A moment later a massive blue explosion erupted around the hull, the engulfing it in flames and frying the machinery it needed to fly, sending the X-Wing spinning towards the ground in a fiery wreck, "YES!" Peter cheered, throwing his fists up in the air as it slammed into the sand.

"I've gotta tell you, I didn't think you'd survive that." Tony mused, but not trying to hide his grin, "Now let's... wait that guy's still alive." He said, pointing at a pilot climbing out of the ship. Peter immediately rushed towards the fighter pilot, grabbing his vest and dragging him away from the fighter as it suddenly exploded into fire and shrapnel.

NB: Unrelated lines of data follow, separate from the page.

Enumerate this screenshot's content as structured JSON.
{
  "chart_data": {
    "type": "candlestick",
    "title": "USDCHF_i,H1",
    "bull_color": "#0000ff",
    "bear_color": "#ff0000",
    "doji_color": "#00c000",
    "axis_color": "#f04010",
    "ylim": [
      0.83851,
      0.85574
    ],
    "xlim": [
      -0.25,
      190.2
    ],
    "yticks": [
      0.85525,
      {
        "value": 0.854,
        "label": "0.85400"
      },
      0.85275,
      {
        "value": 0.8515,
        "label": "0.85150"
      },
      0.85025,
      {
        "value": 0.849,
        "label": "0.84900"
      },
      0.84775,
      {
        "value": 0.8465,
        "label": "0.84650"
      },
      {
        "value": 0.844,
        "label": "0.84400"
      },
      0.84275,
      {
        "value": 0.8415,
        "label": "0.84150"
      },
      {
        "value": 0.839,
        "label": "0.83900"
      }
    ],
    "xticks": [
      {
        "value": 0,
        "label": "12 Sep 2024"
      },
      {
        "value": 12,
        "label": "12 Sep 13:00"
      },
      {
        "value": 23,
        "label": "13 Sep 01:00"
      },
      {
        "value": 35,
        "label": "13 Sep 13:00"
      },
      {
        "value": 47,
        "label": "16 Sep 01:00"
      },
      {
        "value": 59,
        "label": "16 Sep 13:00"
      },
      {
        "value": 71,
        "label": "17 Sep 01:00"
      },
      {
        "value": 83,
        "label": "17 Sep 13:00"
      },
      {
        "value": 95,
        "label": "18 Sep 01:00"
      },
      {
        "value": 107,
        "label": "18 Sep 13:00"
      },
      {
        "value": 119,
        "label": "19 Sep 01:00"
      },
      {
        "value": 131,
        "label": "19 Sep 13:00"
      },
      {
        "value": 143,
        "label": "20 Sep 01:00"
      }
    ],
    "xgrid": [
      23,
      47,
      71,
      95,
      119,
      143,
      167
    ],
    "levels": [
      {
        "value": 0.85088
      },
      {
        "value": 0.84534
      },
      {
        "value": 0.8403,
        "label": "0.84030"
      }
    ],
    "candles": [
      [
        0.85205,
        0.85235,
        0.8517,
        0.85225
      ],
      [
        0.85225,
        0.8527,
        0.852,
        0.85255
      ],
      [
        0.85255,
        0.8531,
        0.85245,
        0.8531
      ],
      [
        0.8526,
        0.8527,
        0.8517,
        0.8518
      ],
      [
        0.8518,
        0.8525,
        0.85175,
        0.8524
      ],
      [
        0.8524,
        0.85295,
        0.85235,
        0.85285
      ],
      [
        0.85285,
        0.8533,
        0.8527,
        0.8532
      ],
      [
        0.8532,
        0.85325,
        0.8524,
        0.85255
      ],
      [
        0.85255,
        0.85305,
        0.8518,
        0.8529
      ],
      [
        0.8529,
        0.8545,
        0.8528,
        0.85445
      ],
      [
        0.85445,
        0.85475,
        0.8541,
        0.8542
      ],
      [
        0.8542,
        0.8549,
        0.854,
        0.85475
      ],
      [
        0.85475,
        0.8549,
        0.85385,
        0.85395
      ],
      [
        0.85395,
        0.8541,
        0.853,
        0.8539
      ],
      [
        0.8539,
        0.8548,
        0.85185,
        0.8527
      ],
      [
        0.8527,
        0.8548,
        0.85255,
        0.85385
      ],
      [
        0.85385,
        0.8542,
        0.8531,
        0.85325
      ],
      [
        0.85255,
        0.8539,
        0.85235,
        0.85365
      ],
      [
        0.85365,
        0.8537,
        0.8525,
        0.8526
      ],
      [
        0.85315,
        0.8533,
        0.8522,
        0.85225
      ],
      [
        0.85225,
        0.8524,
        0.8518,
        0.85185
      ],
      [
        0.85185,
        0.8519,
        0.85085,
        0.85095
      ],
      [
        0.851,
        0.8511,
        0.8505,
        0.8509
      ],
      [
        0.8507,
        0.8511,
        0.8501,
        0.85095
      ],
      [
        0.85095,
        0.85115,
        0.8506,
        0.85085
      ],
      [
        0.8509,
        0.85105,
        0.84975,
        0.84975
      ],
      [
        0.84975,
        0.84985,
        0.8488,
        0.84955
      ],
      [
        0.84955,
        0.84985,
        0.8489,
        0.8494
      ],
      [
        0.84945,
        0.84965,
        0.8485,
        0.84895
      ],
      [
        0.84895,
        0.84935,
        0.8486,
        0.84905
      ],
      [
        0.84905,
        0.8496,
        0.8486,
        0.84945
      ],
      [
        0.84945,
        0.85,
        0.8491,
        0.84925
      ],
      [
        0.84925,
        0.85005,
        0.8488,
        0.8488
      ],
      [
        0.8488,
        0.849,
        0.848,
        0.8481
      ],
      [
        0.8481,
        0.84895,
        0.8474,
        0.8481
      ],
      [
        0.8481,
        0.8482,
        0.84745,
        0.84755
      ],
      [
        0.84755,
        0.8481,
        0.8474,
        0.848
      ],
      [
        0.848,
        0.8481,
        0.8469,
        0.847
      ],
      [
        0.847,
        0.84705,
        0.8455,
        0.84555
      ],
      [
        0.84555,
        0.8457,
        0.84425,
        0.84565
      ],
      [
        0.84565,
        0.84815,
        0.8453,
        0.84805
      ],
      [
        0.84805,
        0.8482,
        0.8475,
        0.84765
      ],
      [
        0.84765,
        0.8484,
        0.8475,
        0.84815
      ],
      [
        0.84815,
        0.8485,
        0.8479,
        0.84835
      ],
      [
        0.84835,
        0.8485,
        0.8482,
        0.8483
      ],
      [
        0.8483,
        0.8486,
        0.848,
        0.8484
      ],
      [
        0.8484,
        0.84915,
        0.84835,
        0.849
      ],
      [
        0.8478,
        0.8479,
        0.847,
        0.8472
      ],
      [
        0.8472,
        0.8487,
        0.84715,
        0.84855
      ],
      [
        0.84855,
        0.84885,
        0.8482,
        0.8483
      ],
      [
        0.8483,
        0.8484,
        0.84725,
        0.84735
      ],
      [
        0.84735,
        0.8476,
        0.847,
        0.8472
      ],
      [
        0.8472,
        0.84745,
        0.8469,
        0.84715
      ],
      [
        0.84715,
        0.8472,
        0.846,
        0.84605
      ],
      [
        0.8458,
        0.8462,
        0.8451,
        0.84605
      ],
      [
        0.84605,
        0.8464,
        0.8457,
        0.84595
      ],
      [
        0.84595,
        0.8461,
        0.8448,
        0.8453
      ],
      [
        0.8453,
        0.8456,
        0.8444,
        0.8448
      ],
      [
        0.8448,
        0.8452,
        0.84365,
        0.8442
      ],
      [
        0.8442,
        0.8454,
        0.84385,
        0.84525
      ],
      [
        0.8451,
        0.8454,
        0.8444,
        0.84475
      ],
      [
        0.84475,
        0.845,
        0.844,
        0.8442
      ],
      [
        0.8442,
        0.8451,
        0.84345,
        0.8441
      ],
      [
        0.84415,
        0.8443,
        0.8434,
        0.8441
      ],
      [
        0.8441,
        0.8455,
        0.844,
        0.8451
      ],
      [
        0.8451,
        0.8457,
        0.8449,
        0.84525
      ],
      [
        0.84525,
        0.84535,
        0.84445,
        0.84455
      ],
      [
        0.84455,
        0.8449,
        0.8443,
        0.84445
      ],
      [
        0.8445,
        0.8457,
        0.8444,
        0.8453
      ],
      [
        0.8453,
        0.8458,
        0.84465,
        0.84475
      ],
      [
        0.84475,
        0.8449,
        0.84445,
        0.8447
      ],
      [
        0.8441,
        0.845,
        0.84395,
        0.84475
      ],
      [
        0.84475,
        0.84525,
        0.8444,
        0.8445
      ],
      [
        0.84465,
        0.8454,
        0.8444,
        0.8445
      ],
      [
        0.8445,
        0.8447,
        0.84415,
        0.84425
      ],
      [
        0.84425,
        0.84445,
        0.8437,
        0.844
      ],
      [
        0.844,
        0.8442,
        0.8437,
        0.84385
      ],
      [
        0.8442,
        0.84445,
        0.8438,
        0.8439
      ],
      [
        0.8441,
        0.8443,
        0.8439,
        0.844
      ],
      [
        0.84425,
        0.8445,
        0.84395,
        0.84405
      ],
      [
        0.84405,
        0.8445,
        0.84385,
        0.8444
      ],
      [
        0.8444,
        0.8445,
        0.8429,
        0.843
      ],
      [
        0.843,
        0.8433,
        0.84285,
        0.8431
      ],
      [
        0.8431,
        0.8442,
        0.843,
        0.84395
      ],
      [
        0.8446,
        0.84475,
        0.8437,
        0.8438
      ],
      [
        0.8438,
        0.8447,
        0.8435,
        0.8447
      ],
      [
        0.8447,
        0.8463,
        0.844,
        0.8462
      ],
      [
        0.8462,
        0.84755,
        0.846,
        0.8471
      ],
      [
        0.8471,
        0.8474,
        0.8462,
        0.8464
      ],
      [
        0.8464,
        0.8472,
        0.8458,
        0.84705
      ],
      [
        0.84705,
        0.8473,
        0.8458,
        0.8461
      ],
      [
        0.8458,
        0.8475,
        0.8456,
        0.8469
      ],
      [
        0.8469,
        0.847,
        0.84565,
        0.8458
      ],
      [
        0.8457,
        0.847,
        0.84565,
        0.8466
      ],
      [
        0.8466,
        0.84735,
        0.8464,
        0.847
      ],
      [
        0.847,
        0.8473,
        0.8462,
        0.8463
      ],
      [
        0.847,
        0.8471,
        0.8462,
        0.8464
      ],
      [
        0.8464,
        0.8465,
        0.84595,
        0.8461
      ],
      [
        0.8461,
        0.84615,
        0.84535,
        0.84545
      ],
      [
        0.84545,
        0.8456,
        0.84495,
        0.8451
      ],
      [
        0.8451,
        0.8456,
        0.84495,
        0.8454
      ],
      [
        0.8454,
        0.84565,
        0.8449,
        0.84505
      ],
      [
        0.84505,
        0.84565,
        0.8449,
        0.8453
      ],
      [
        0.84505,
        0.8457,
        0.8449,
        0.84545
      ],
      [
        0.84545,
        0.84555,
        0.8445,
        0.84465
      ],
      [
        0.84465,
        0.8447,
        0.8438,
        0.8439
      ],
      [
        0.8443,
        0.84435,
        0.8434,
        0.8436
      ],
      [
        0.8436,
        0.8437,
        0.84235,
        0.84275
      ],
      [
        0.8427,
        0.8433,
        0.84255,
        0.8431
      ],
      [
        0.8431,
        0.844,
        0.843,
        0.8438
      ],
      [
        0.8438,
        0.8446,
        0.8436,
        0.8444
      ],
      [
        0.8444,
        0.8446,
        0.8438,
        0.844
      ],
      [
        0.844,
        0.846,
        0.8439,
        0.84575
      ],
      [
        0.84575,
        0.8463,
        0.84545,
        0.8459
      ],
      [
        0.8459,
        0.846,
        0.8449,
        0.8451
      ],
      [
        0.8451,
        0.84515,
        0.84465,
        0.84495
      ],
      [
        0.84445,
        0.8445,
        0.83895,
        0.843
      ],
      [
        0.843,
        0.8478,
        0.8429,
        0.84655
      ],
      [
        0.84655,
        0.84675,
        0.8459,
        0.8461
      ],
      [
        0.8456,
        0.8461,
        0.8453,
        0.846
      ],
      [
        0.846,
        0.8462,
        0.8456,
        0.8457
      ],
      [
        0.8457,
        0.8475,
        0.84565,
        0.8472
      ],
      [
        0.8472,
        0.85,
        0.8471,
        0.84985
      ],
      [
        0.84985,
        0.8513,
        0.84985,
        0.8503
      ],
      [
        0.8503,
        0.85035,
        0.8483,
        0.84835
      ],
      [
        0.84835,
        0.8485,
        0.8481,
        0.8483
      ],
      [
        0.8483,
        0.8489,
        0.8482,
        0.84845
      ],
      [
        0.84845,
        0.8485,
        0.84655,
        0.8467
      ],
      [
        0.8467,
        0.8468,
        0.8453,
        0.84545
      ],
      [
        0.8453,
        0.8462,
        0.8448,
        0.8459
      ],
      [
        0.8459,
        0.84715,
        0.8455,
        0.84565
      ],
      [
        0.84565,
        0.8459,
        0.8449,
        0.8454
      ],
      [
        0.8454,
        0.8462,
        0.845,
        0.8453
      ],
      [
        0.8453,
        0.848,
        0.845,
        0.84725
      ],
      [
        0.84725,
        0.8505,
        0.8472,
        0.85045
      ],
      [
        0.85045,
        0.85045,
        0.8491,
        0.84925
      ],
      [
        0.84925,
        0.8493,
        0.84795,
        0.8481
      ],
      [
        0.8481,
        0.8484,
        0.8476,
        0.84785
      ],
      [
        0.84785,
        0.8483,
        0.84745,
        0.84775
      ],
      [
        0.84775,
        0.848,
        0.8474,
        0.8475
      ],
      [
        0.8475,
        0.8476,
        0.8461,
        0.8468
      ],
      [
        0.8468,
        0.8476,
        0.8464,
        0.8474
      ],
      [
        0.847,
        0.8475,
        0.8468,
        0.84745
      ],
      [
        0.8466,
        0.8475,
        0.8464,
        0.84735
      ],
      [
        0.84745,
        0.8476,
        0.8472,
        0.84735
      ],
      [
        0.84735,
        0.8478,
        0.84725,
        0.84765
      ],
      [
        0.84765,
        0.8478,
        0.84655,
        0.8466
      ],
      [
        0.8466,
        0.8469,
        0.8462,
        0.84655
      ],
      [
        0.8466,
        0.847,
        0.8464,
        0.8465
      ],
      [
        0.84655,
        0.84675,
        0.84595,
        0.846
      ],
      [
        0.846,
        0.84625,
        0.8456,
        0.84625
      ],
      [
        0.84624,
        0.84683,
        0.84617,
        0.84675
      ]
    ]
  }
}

He laid the pilot on the ground between the two of them, and checked his pulse, "He's alive, just out cold." Peter said, prompting Tony to let out a sigh of relief- until he heard a distinctly strange beeping noise, "Uh... you hear that?"

"Shhh!" Tony hissed, stepping towards the pilot's body, and picking at his pockets before pulling out a small white device, "Shit."

"Shit? What's shit?" Peter worriedly asked.

Tony threw the device as far as he could into the distance, "It's a radio. He's calling for help," Tony said, before seeing four large objects suddenly appear in the atmosphere, "And I think they just arrived."


It ain't no magic, ain't no lie,
You'll laugh so loud you'll cry.
Up and down, round and round
On my supersonic rocket ship.

-The Kinks


A bit of a shorter chapter, but it's out quicker, so there's that. I wanted to finish this before Rise Of Skywalker comes out and throws writer's block at me, so here you go. To answer the guest's questions: I am in conflict with how RvB will fit into the story (if at all), and Daredevil will have a part later on, so don't worry about that. The rest I can't answer just yet, so you'll have to wait and see how this turns out.